Jumbo Glacier resort proponent ready to submit final report to B.C. government
The heated debate over the proposed Jumbo Glacier Alpine Resort near Invermere, B.C., is about to blow up again after laying dormant for the past two years.
The resort proponent, Vancouver-based Pheidias Project Management Corp., is on the cusp of submitting a long-awaited final project report to the provincial government's environmental assessment review committee.
"We are getting ready to present a draft project report," said Pheidias president Oberto Oberti. "We hope this process will be concluded soon."
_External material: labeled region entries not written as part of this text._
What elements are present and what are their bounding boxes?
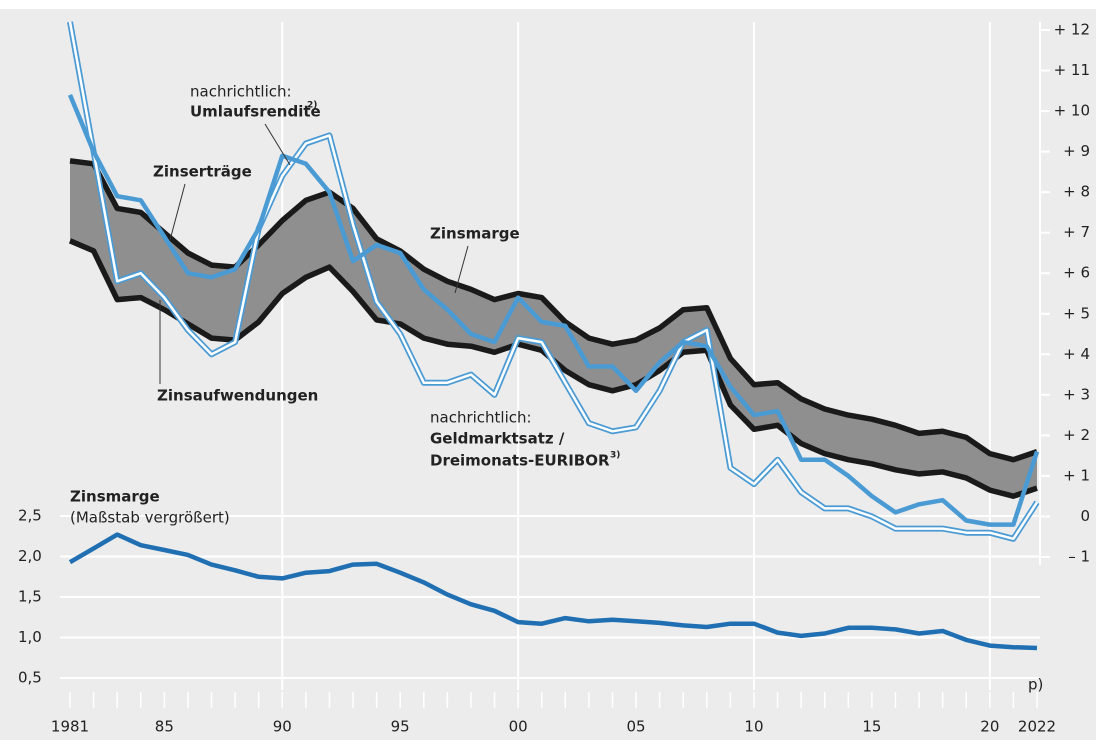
y-tick-label: + 8	[1063, 183, 1090, 201]
band-label: Zinsmarge	[430, 225, 520, 243]
y-tick-label: + 5	[1063, 304, 1090, 322]
x-tick-label: 2022	[1018, 718, 1056, 736]
y-tick-label: + 12	[1054, 21, 1090, 39]
y-tick-label: + 10	[1054, 102, 1090, 120]
x-tick-label: 90	[273, 718, 292, 736]
x-tick-label: 05	[627, 718, 646, 736]
annotation: p)	[1028, 676, 1043, 694]
x-tick-label: 10	[744, 718, 763, 736]
margin-line	[68, 532, 1038, 651]
x-tick-label: 1981	[51, 718, 89, 736]
series-line	[69, 158, 1038, 463]
y-tick-label: 1,0	[18, 628, 42, 646]
y-tick-label: 2,5	[18, 507, 42, 525]
y-tick-label: 0,5	[18, 669, 42, 687]
x-tick-label: 00	[509, 718, 528, 736]
y-tick-label: + 4	[1063, 345, 1090, 363]
x-tick-label: 15	[862, 718, 881, 736]
footnote: 3)	[610, 451, 620, 461]
series-label: Geldmarktsatz /	[430, 430, 565, 448]
series-label: Umlaufsrendite	[190, 103, 321, 121]
leader-line	[264, 123, 291, 166]
y-tick-label: + 1	[1063, 466, 1090, 484]
y-tick-label: + 7	[1063, 223, 1090, 241]
y-tick-label: 2,0	[18, 547, 42, 565]
y-tick-label: + 9	[1063, 142, 1090, 160]
leader-line	[169, 183, 186, 241]
series-label: Zinsaufwendungen	[157, 387, 318, 405]
panel-bg	[0, 9, 1096, 740]
y-tick-label: + 6	[1063, 264, 1090, 282]
x-tick-label: 85	[155, 718, 174, 736]
footnote: 2)	[307, 101, 317, 111]
leader-line	[454, 245, 469, 294]
series-label: Zinserträge	[153, 163, 252, 181]
y-tick-label: + 3	[1063, 385, 1090, 403]
y-tick-label: 1,5	[18, 588, 42, 606]
x-tick-label: 20	[980, 718, 999, 736]
series-line-inner	[68, 21, 1039, 541]
y-tick-label: + 2	[1063, 426, 1090, 444]
annotation: nachrichtlich:	[190, 83, 292, 101]
x-tick-label: 95	[391, 718, 410, 736]
series-line	[67, 94, 1040, 527]
y-tick-label: – 1	[1068, 548, 1090, 566]
y-tick-label: 0	[1080, 507, 1090, 525]
panel-subtitle: (Maßstab vergrößert)	[70, 509, 230, 527]
annotation: nachrichtlich:	[430, 409, 532, 427]
series-label: Dreimonats-EURIBOR	[430, 452, 610, 470]
margin-band	[70, 160, 1037, 497]
y-tick-label: + 11	[1054, 61, 1090, 79]
panel-title: Zinsmarge	[70, 488, 160, 506]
Once the report is submitted, the proposed $500-million four-season Jumbo resort will go through a public review process before the provincial cabinet makes a decision on the project.
But the resort could be road-blocked by environmentalists who are opposed to the development.
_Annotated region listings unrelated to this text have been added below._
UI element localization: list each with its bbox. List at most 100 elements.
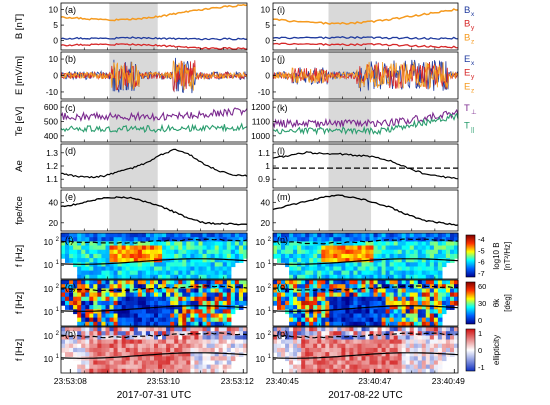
spectrogram-cell (397, 335, 403, 341)
spectrogram-cell (81, 352, 86, 357)
spectrogram-cell (305, 233, 310, 238)
spectrogram-cell (289, 292, 294, 298)
spectrogram-cell (85, 280, 90, 285)
spectrogram-cell (174, 300, 179, 306)
spectrogram-cell (321, 327, 326, 332)
spectrogram-cell (325, 300, 330, 306)
spectrogram-cell (145, 249, 151, 255)
spectrogram-cell (166, 258, 171, 263)
spectrogram-cell (202, 288, 208, 294)
spectrogram-cell (174, 274, 179, 280)
spectrogram-cell (454, 245, 459, 251)
spectrogram-cell (305, 258, 310, 263)
spectrogram-cell (97, 270, 102, 276)
spectrogram-cell (101, 266, 106, 272)
spectrogram-cell (210, 321, 216, 327)
spectrogram-cell (89, 258, 94, 263)
spectrogram-cell (421, 241, 427, 247)
spectrogram-cell (413, 364, 419, 370)
spectrogram-cell (393, 339, 399, 345)
spectrogram-cell (206, 292, 212, 298)
spectrogram-cell (162, 249, 167, 255)
spectrogram-cell (329, 327, 334, 332)
fce-line (60, 238, 248, 244)
panel-letter: (b) (65, 54, 76, 64)
spectrogram-cell (178, 305, 183, 310)
spectrogram-cell (389, 233, 395, 238)
spectrogram-cell (178, 327, 183, 332)
spectrogram-cell (325, 368, 330, 374)
spectrogram-cell (218, 347, 224, 353)
spectrogram-cell (357, 327, 363, 332)
spectrogram-cell (214, 321, 220, 327)
spectrogram-cell (214, 253, 220, 259)
spectrogram-cell (178, 270, 183, 276)
spectrogram-cell (166, 339, 171, 345)
spectrogram-cell (101, 300, 106, 306)
spectrogram-cell (373, 339, 379, 345)
spectrogram-cell (325, 321, 330, 327)
spectrogram-cell (357, 241, 363, 247)
spectrogram-cell (397, 249, 403, 255)
spectrogram-cell (369, 274, 375, 280)
spectrogram-cell (121, 327, 127, 332)
spectrogram-cell (186, 352, 191, 357)
spectrogram-cell (373, 266, 379, 272)
spectrogram-cell (385, 241, 391, 247)
by-line-0 (60, 42, 247, 50)
spectrogram-cell (65, 352, 70, 357)
colorbar-tick-label: -5 (478, 246, 485, 255)
spectrogram-cell (202, 364, 208, 370)
spectrogram-cell (357, 274, 363, 280)
spectrogram-cell (182, 300, 187, 306)
spectrogram-cell (141, 241, 147, 247)
spectrogram-cell (341, 288, 346, 294)
spectrogram-cell (133, 300, 139, 306)
spectrogram-cell (333, 327, 338, 332)
spectrogram-cell (170, 364, 175, 370)
spectrogram-cell (89, 266, 94, 272)
spectrogram-cell (349, 335, 354, 341)
spectrogram-cell (450, 343, 455, 349)
spectrogram-cell (222, 317, 228, 323)
spectrogram-cell (214, 339, 220, 345)
spectrogram-cell (393, 280, 399, 285)
spectrogram-cell (77, 245, 82, 251)
spectrogram-cell (93, 270, 98, 276)
spectrogram-cell (77, 364, 82, 370)
spectrogram-cell (206, 237, 212, 242)
spectrogram-cell (385, 292, 391, 298)
spectrogram-cell (454, 296, 459, 302)
colorbar-label: ellipticity (492, 335, 501, 365)
spectrogram-cell (133, 321, 139, 327)
spectrogram-cell (313, 274, 318, 280)
spectrogram-cell (210, 347, 216, 353)
spectrogram-cell (349, 266, 354, 272)
spectrogram-cell (429, 288, 435, 294)
spectrogram-cell (101, 331, 106, 336)
spectrogram-cell (166, 343, 171, 349)
spectrogram-cell (329, 360, 334, 366)
spectrogram-cell (349, 368, 354, 374)
spectrogram-cell (93, 368, 98, 374)
spectrogram-cell (441, 339, 447, 345)
spectrogram-cell (337, 343, 342, 349)
spectrogram-cell (293, 253, 298, 259)
spectrogram-cell (297, 296, 302, 302)
spectrogram-cell (85, 360, 90, 366)
spectrogram-cell (417, 258, 423, 263)
spectrogram-cell (150, 274, 155, 280)
spectrogram-cell (321, 296, 326, 302)
spectrogram-cell (405, 253, 411, 259)
spectrogram-cell (333, 339, 338, 345)
spectrogram-cell (401, 327, 407, 332)
spectrogram-cell (198, 300, 204, 306)
spectrogram-cell (89, 317, 94, 323)
spectrogram-cell (73, 335, 78, 341)
spectrogram-cell (389, 305, 395, 310)
spectrogram-cell (401, 274, 407, 280)
spectrogram-cell (301, 360, 306, 366)
spectrogram-cell (337, 249, 342, 255)
spectrogram-cell (230, 347, 236, 353)
spectrogram-cell (182, 327, 187, 332)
"Contrary to widespread belief, the mega-resort development proposal is not dead," said Jumbo Creek Conservation Society director Bob Campsall.
The Jumbo proposal, which includes a 7,000-bed-unit alpine resort village, has been on hold since 1999 due to delays by Oberti and his company in producing the final report.
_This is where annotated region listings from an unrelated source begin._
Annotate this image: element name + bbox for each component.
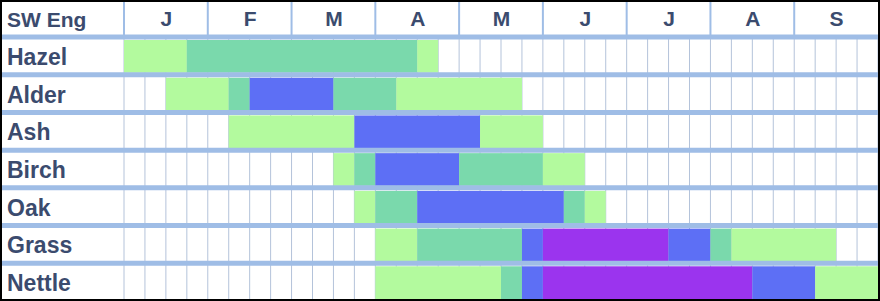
tick-label: M	[493, 7, 511, 30]
pollen-segment	[731, 229, 836, 262]
pollen-segment	[229, 78, 250, 111]
row-label: Alder	[7, 82, 66, 108]
header-separator	[207, 0, 209, 37]
pollen-segment	[375, 153, 459, 186]
row-label: Oak	[7, 195, 51, 221]
title: SW Eng	[7, 8, 86, 31]
header-separator	[542, 0, 544, 37]
row-label: Nettle	[7, 270, 71, 296]
pollen-segment	[417, 40, 438, 73]
bars	[124, 40, 878, 299]
row-label: Birch	[7, 157, 66, 183]
pollen-segment	[459, 153, 543, 186]
row-separator	[0, 72, 880, 77]
pollen-segment	[396, 78, 522, 111]
tick: A	[745, 7, 760, 37]
pollen-segment	[333, 78, 396, 111]
row-separator	[0, 148, 880, 153]
chart: J F M A M J J A S SW Eng Hazel Alder Ash Birch Oak Gras…	[0, 0, 880, 301]
pollen-segment	[710, 229, 731, 262]
pollen-segment	[375, 229, 417, 262]
tick-label: J	[663, 7, 675, 30]
pollen-segment	[501, 266, 522, 299]
pollen-segment	[229, 115, 355, 148]
pollen-segment	[564, 191, 585, 224]
pollen-segment	[669, 229, 711, 262]
pollen-segment	[543, 266, 752, 299]
tick-label: S	[830, 7, 844, 30]
x-axis: JFMAMJJAS	[125, 7, 879, 38]
tick-label: J	[579, 7, 591, 30]
pollen-segment	[375, 191, 417, 224]
row-separator	[0, 35, 880, 40]
row-separator	[0, 261, 880, 266]
pollen-segment	[250, 78, 334, 111]
header-separator	[793, 0, 795, 37]
header-separator	[709, 0, 711, 37]
pollen-segment	[375, 266, 501, 299]
pollen-segment	[354, 191, 375, 224]
pollen-segment	[480, 115, 543, 148]
header-separator	[626, 0, 628, 37]
tick-label: J	[161, 7, 173, 30]
pollen-segment	[187, 40, 417, 73]
tick: F	[244, 7, 257, 37]
pollen-segment	[166, 78, 229, 111]
row-separators	[0, 37, 880, 263]
header-separator	[374, 0, 376, 37]
row-separator	[0, 223, 880, 228]
header-separator	[291, 0, 293, 37]
pollen-segment	[752, 266, 815, 299]
tick-label: A	[745, 7, 760, 30]
background	[0, 0, 880, 301]
pollen-segment	[585, 191, 606, 224]
tick-label: M	[325, 7, 343, 30]
tick: M	[493, 7, 511, 37]
pollen-segment	[354, 153, 375, 186]
pollen-segment	[124, 40, 187, 73]
tick: J	[161, 7, 173, 37]
header-separators	[124, 0, 794, 37]
pollen-segment	[522, 229, 543, 262]
row-label: Hazel	[7, 44, 67, 70]
row-labels: Hazel Alder Ash Birch Oak Grass Nettle	[7, 44, 72, 296]
tick: S	[830, 7, 844, 37]
pollen-segment	[417, 191, 564, 224]
tick: J	[663, 7, 675, 37]
pollen-segment	[543, 153, 585, 186]
row-label: Ash	[7, 119, 50, 145]
row-label: Grass	[7, 232, 72, 258]
tick-label: F	[244, 7, 257, 30]
tick: M	[325, 7, 343, 37]
pollen-segment	[815, 266, 878, 299]
pollen-segment	[522, 266, 543, 299]
pollen-segment	[354, 115, 480, 148]
row-separator	[0, 110, 880, 115]
pollen-segment	[333, 153, 354, 186]
row-separator	[0, 185, 880, 190]
pollen-segment	[543, 229, 669, 262]
header-separator	[123, 0, 125, 37]
frame	[1, 1, 879, 300]
tick: A	[410, 7, 425, 37]
pollen-segment	[417, 229, 522, 262]
axis-line	[125, 37, 879, 38]
tick-label: A	[410, 7, 425, 30]
header-separator	[458, 0, 460, 37]
tick: J	[579, 7, 591, 37]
According to Campsall, the project will have a negative effect on local grizzly and mountain goat populations; the region's glaciers; and other nearby resorts and heli-ski operations.
Roger Madson, the owner of R.K. Heli-Skiing, has said he will be put out of business if the Jumbo resort is OK'd.
Intrawest-owned Panorama Mountain Village, located between Invermere and the proposed resort, has not commented on the development.
Campsall also said a feasibility study has shown that the resort would not be economically viable.
But Oberti has refuted all the various accusations.
"When the public (is) exposed to balanced views allowing for real information to be explained, they will know there is no reason to fear the project," Oberti told the Invermere Valley Echo newspaper. "The project will continue to present the only opportunity in North America for seeing glaciers from the top and skiing on them in the summer."
Environmentalists have been using the rallying cry of "Grizzlies or gondolas?" since the resort, located about 55 kilometres northwest of Invermere in the Purcell Mountains, was first proposed in 1991.
The proposal has been tied up in the provincial environmental assessment process since 1995.
The proposed $500-million Cayoosh resort development, located near Melvin Creek on the Duffey Lake Road, underwent the same process before it was given an environmental certificate last year by B.C.'s former NDP government.
But the Cayoosh resort has since been bogged down by native land claims and development has been shelved until the issue can be resolved.
Oberti was also the original proponent behind the Kicking Horse Mountain Resort development in Golden, B.C.
That new resort, a $30-million expansion of an existing community ski hill, was opened last winter.